Via spotless camera work, staging and planningNot afraid to capture the spacious – and yet wildly oppressive – interiors that unfold history with a 2.39: 1 aspect ratio, Zeller and his team immerse us in the reality of a sick man in the that disorientation, temporal incongruities and changes reign in a space that mutates at the will of a deteriorated mind.
However, above any other technical or artistic element, ‘The father’ makes use of the huge work by editor Yorgos Lamprinos as the main weapon to take the experience to a new level. Thus, without any kind of effect, the cut becomes a modulator of rhythm and atmosphere that helps to transmute what could have been a much more conventional drama into an organic cocktail of genres in which horror makes its way unrestricted. no tricks.

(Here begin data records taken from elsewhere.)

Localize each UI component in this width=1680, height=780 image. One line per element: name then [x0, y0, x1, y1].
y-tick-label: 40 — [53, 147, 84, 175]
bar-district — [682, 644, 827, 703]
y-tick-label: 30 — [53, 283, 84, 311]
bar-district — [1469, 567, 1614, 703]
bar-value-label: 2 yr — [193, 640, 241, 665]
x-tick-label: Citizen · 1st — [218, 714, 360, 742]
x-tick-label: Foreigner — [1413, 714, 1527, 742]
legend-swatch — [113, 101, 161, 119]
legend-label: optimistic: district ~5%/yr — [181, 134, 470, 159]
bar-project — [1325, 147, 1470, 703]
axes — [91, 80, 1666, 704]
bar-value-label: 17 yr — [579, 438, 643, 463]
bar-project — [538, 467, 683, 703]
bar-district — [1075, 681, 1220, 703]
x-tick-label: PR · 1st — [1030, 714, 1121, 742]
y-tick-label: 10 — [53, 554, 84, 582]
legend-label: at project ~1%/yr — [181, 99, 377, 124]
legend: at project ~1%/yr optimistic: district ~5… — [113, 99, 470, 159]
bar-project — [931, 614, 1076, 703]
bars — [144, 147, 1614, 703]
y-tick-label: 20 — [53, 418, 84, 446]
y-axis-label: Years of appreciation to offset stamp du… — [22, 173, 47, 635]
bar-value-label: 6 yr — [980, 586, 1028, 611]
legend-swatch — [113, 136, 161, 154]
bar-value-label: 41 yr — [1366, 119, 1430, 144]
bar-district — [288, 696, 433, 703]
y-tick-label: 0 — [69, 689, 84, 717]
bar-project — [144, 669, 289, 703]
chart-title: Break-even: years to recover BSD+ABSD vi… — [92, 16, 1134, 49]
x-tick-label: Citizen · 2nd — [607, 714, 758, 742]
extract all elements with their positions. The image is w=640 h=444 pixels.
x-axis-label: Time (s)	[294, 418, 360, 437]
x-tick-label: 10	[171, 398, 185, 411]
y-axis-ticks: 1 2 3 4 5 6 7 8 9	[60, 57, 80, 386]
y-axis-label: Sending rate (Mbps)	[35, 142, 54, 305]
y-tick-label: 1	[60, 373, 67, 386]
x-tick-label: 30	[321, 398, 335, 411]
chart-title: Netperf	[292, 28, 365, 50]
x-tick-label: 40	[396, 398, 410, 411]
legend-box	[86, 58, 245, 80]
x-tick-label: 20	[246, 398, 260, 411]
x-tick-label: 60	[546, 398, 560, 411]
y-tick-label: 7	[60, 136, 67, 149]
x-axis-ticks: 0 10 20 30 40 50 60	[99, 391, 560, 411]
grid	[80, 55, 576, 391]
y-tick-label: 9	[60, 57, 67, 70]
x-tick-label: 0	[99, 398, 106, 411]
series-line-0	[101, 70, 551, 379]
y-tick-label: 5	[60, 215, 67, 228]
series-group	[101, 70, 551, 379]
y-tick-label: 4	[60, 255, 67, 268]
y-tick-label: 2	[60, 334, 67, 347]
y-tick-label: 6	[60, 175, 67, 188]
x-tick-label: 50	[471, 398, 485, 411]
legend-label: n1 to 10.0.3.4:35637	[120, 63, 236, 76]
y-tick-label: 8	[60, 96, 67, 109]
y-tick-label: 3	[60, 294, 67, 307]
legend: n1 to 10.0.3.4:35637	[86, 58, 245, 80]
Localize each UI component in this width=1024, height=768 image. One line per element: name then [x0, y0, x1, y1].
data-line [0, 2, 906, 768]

Boasting a realism that boosts its emotional depth, the film does not hesitate to put her delicate form and sharp dialogue at the service of a dazzling cast. From their supporting roles – charming Imogen Poots – to the great duo of the show made up of Anthony Hopkins and Olvia Colman, they all carry the story in the air with naturalness and genius; driving it with great sobriety through 98 minutes of constant crescendo that explode in a devastating third act that makes it difficult to hold back the tears.
Rounded out by the compositions of a Ludovico Enaudi as soft and sensitive as usual, ‘El padre’ is una brave —in tonal terms— and accurate radiography of an evil that transforms the reality of the patient into a labyrinth, and that of the family member into a constant struggle. The simple fact of having transferred a subject of this depth to the cinema, projecting these sensations in such a reliable way and fleeing from melodramatic conventions, is only one more incentive to be able to justify each and every one of its recognitions in the 2020 awards season- 2021. Wonderful.